13Toen antwoordden Jakobs zonen aan Sichem en Hemor, zijn vader, bedriegelijk, en spraken (overmits dat hij Dina, hun zuster, verontreinigd had);
14En zij zeiden tot hen: Wij zullen deze zaak niet kunnen doen, dat wij onze zuster aan een man geven zouden, die de voorhuid heeft; want dat ware ons een schande.
15Doch hierin zullen wij u ter wille zijn, zo gij wordt gelijk als wij, dat onder u besneden worde al wat mannelijk is.
16Dan zullen wij u onze dochteren geven, en uw dochteren zullen wij ons nemen, en wij zullen met u wonen, en wij zullen tot een volk zijn.
17Maar zo gij naar ons niet zult horen, om besneden te worden, zo zullen wij onze dochteren nemen, en wegtrekken.
18En hun woorden waren goed in de ogen van Hemor, en in de ogen van Sichem, Hemors zoon.
19En de jongeling vertoogde niet, deze zaak te doen; want hij had lust in Jakobs dochter; en hij was geeerd boven al zijns vaders huis.
20Zo kwam Hemor en Sichem, zijn zoon, tot hunner stadspoort; en zij spraken tot de mannen hunner stad, zeggende:
21Deze mannen zijn vreedzaam met ons; daarom laat hen in dit land wonen, en daarin handelen, en het land (ziet het is wijd van begrip) voor hun aangezicht zijn; wij zullen ons hun dochteren tot vrouwen nemen, en wij zullen onze dochteren aan hen geven.
22Doch hierin zullen deze mannen ons ter wille zijn, dat zij met ons wonen, om tot een volk te zijn; als al wat mannelijk is onder ons besneden wordt, gelijk als zij besneden zijn.
23Hun vee, en hun bezitting, en al hun beesten, zullen die niet onze zijn?

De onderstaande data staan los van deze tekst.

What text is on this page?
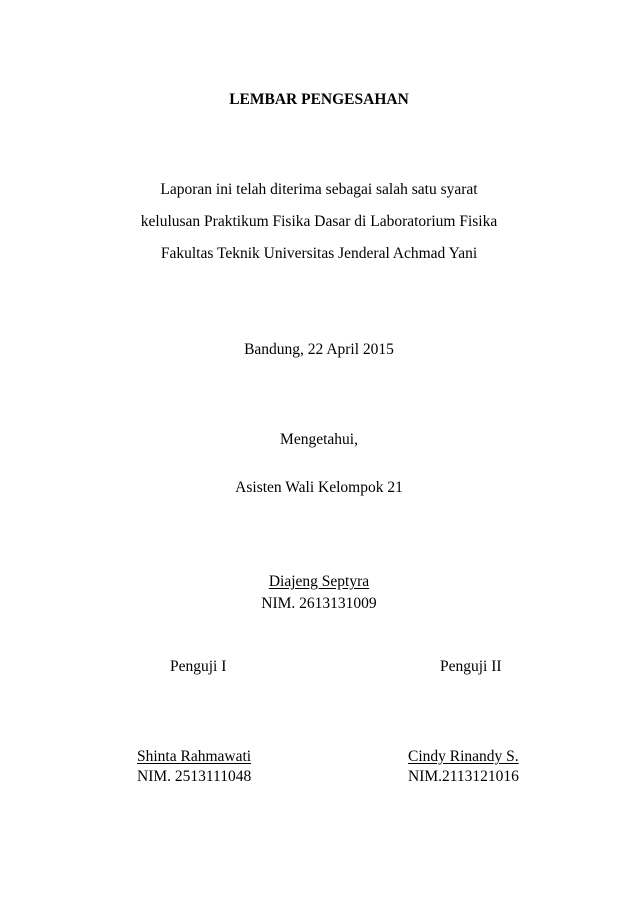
LEMBAR PENGESAHAN
Laporan ini telah diterima sebagai salah satu syarat
kelulusan Praktikum Fisika Dasar di Laboratorium Fisika
Fakultas Teknik Universitas Jenderal Achmad Yani
Bandung, 22 April 2015
Mengetahui,
Asisten Wali Kelompok 21
Diajeng Septyra
NIM. 2613131009
Penguji I	Penguji II
Shinta Rahmawati
NIM. 2513111048
Cindy Rinandy S.
NIM.2113121016
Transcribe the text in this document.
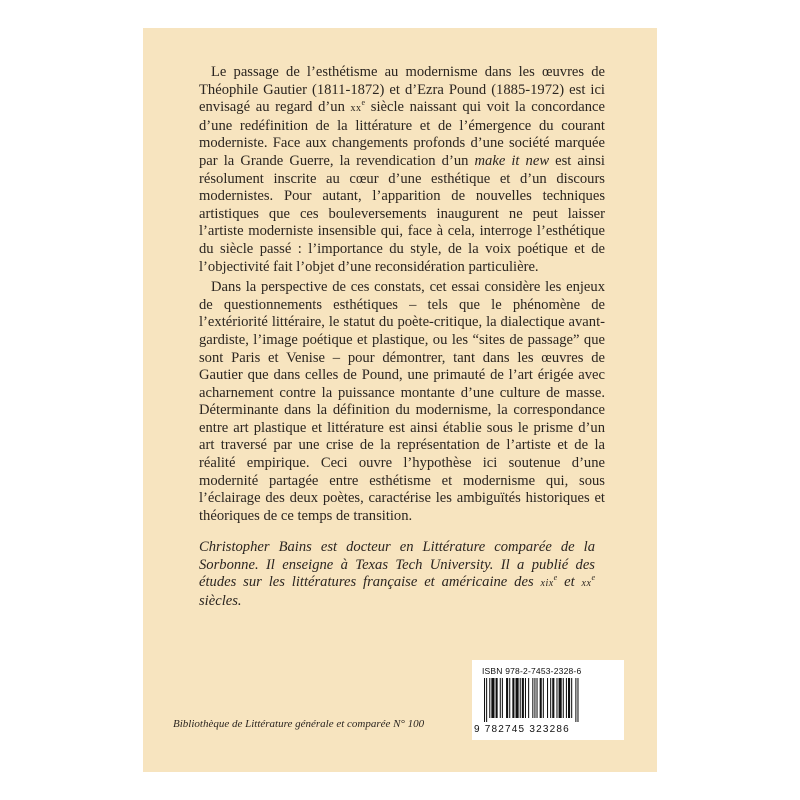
Le passage de l’esthétisme au modernisme dans les œuvres de Théophile Gautier (1811-1872) et d’Ezra Pound (1885-1972) est ici envisagé au regard d’un $xx^e$ siècle naissant qui voit la concordance d’une redéfinition de la littérature et de l’émergence du courant moderniste. Face aux changements profonds d’une société marquée par la Grande Guerre, la revendication d’un make it new est ainsi résolument inscrite au cœur d’une esthétique et d’un discours modernistes. Pour autant, l’apparition de nouvelles techniques artistiques que ces bouleversements inaugurent ne peut laisser l’artiste moderniste insensible qui, face à cela, interroge l’esthétique du siècle passé : l’importance du style, de la voix poétique et de l’objectivité fait l’objet d’une reconsidération particulière.

Dans la perspective de ces constats, cet essai considère les enjeux de questionnements esthétiques – tels que le phénomène de l’extériorité littéraire, le statut du poète-critique, la dialectique avant-gardiste, l’image poétique et plastique, ou les “sites de passage” que sont Paris et Venise – pour démontrer, tant dans les œuvres de Gautier que dans celles de Pound, une primauté de l’art érigée avec acharnement contre la puissance montante d’une culture de masse. Déterminante dans la définition du modernisme, la correspondance entre art plastique et littérature est ainsi établie sous le prisme d’un art traversé par une crise de la représentation de l’artiste et de la réalité empirique. Ceci ouvre l’hypothèse ici soutenue d’une modernité partagée entre esthétisme et modernisme qui, sous l’éclairage des deux poètes, caractérise les ambiguïtés historiques et théoriques de ce temps de transition.

Christopher Bains est docteur en Littérature comparée de la Sorbonne. Il enseigne à Texas Tech University. Il a publié des études sur les littératures française et américaine des xix$^e$ et $xx^e$ siècles.
Bibliothèque de Littérature générale et comparée N° 100
ISBN 978-2-7453-2328-6
9 782745 323286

Alleen laat ons hun te wille zijn, en zij zullen met ons wonen.
24En zij hoorden naar Hemor, en naar Sichem, zijn zoon, allen, die ter zijner stadspoort uitgingen; en zij werden besneden, al wat mannelijk was, allen, die ter zijner stadspoort uitgingen.
25En het geschiedde ten derden dage, toen zij in de smart waren, zo namen de twee zonen van Jakob, Simeon en Levi, broeders van Dina, een iegelijk zijn zwaard, en kwamen stoutelijk in de stad, en doodden al wat mannelijk was.
26Zij sloegen ook Hemor, en zijn zoon Sichem, dood met de scherpte des zwaards; en zij namen Dina uit Sichems huis, en gingen van daar.
27De zonen van Jakob kwamen over de verslagenen, en plunderden de stad, omdat zij hun zuster verontreinigd hadden.
28Hun schapen, en hun runderen, en hun ezelen, en hetgeen dat in de stad, en hetgeen dat in het veld was, namen zij.
29En al hun vermogen, en al hun kleine kinderen, en hun vrouwen, voerden zij gevankelijk weg, en plunderden denzelven, en al wat binnenshuis was.
30Toen zeide Jakob tot Simeon en tot Levi: Gij hebt mij beroerd, mits mij stinkende te maken onder de inwoners dezes lands, onder de Kanaanieten, en onder de Ferezieten; en ik ben weinig volks in getal; zo zij zich tegen mij verzamelen, zo zullen zij mij slaan, en ik zal verdelgd worden, ik en mijn huis.
31En zij zeiden: Zou hij dan met onze zuster als met een hoer doen?